The inflammatory bowel disease (IBD) course is highly heterogenous. Intestinal fibrosis causing clinically apparent stricture formation is a common feature of both entities of IBD, Crohn’s disease and Ulcerative colitis and leads to a significantly impaired quality of life in affected patients, intestinal obstruction as well as need for surgical intervention. This constitutes a major treatment challenge, suppression of inflammation and the emergence of stronger immunosuppressive medications can only minimally reduce the incidence and prevalence of fibrostenosing IBD and no specific anti-fibrotic therapy is available.
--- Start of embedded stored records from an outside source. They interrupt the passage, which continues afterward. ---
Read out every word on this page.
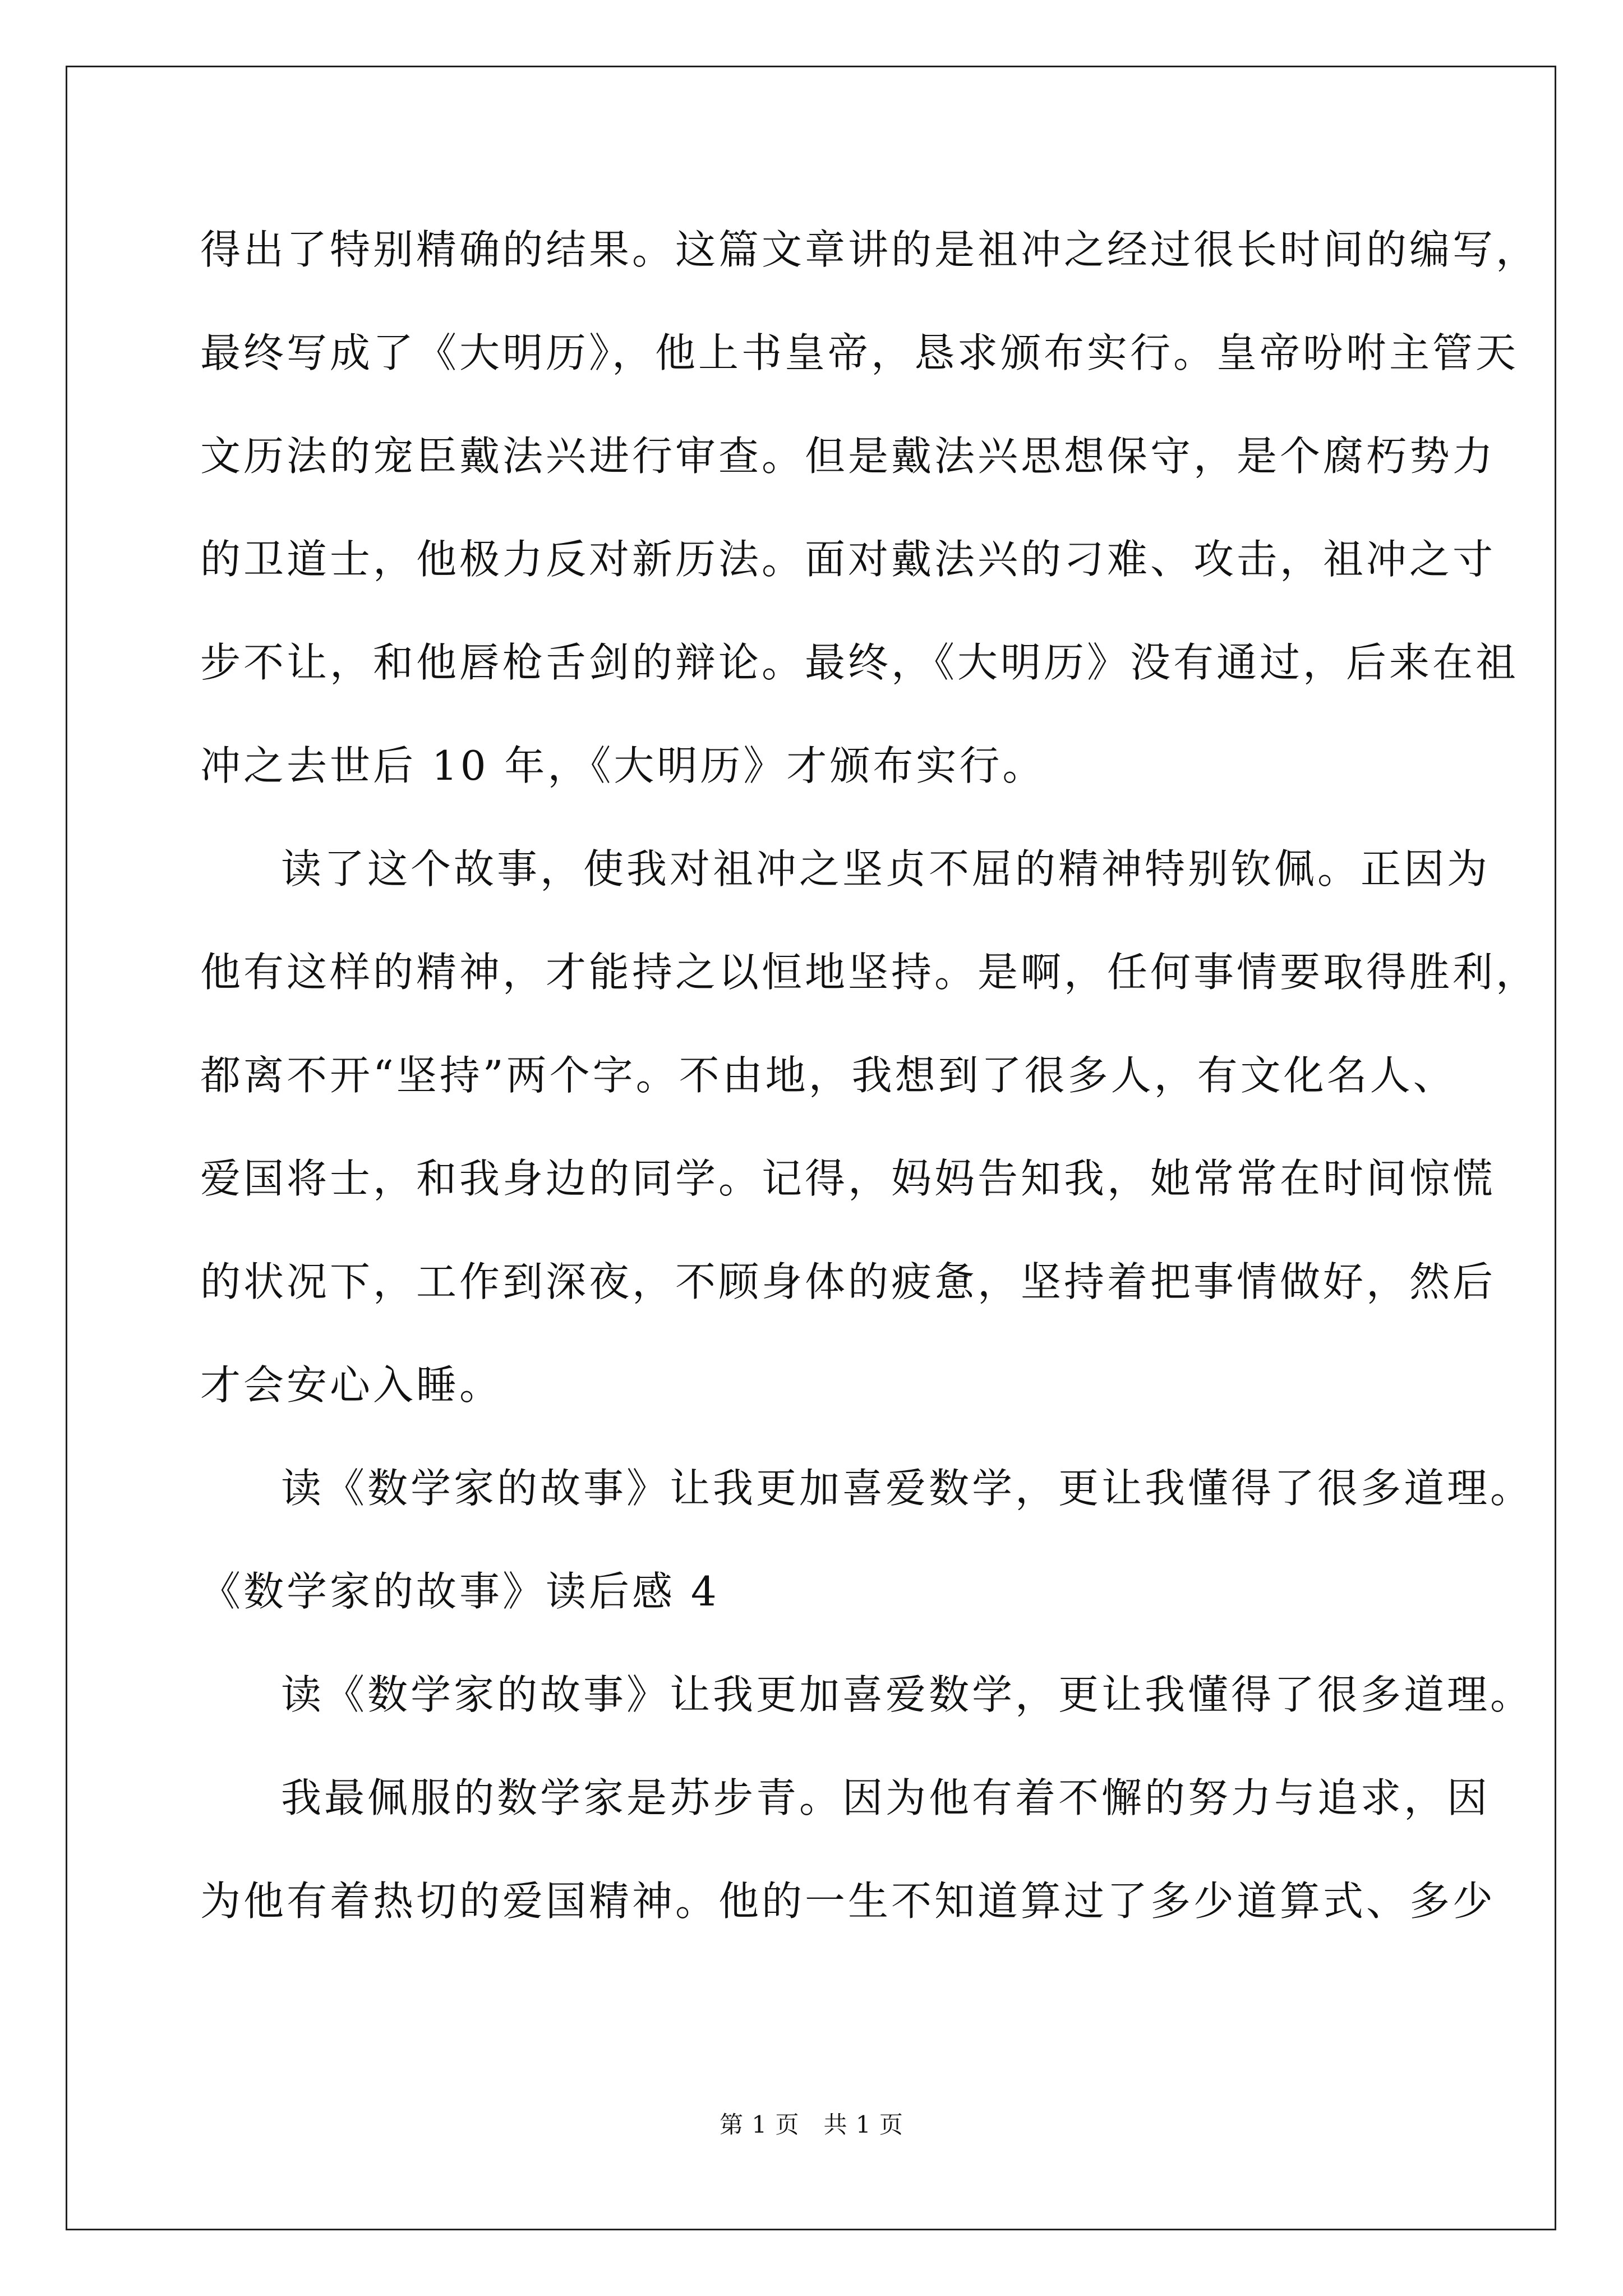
得出了特别精确的结果。这篇文章讲的是祖冲之经过很长时间的编写，
最终写成了《大明历》，他上书皇帝，恳求颁布实行。皇帝吩咐主管天
文历法的宠臣戴法兴进行审查。但是戴法兴思想保守，是个腐朽势力
的卫道士，他极力反对新历法。面对戴法兴的刁难、攻击，祖冲之寸
步不让，和他唇枪舌剑的辩论。最终，《大明历》没有通过，后来在祖
冲之去世后 10 年，《大明历》才颁布实行。
读了这个故事，使我对祖冲之坚贞不屈的精神特别钦佩。正因为
他有这样的精神，才能持之以恒地坚持。是啊，任何事情要取得胜利，
都离不开“坚持”两个字。不由地，我想到了很多人，有文化名人、
爱国将士，和我身边的同学。记得，妈妈告知我，她常常在时间惊慌
的状况下，工作到深夜，不顾身体的疲惫，坚持着把事情做好，然后
才会安心入睡。
读《数学家的故事》让我更加喜爱数学，更让我懂得了很多道理。
《数学家的故事》读后感 4
读《数学家的故事》让我更加喜爱数学，更让我懂得了很多道理。
我最佩服的数学家是苏步青。因为他有着不懈的努力与追求，因
为他有着热切的爱国精神。他的一生不知道算过了多少道算式、多少
第 1 页　共 1 页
Fibrosis results from the response of gut tissue to the insult inflicted by chronic inflammation. The underlying fibrogenic mechanisms are complex and dynamic, involving multiple cell types, interrelated cellular events, and a large number of soluble factors. These features are shared across organs, such as liver, skin, kidney or heart. Owing to a breakdown of the epithelial barrier in IBD, luminal bacterial products leak into the interstitium and induce an innate immune response mediated by activation of both immune and non-immune cells. Damage-associated molecular patterns, intracellular components released by necrotic cells, can also induce mesenchymal cell activation and contribute to stricture formation. Fat wrapping around the bowel wall, the so-called ‘creeping fat’, typical of Crohn’s disease, can drive fibrogenesis through the release of free fatty acids that induce intestinal muscle cell proliferation. Clinical and experimental evidence indicates that once fibrosis is established it can progress independently of inflammation. The composition of the intestinal extracellular matrix, its mechanoproperties and matrix bound factors are dramatically altered in chronic gut inflammation and can actively promote fibrosis. Identification of the unique mechanisms of intestinal fibrogenesis should create a practical framework to target and blockade specific fibrogenic pathways.
Our group focusses on the discovery of novel mechanisms of intestinal fibrogenesis, the prediction of fibrostenosing disease courses and innovative ways to treat IBD patients with established strictures. For this purpose, we are using primary human cells, tissues and organ culture systems as well as novel animal models of intestinal fibrosis. We have established an IBD biomarker cohort and assess endoscopic techniques to treat fibrostenosing IBD.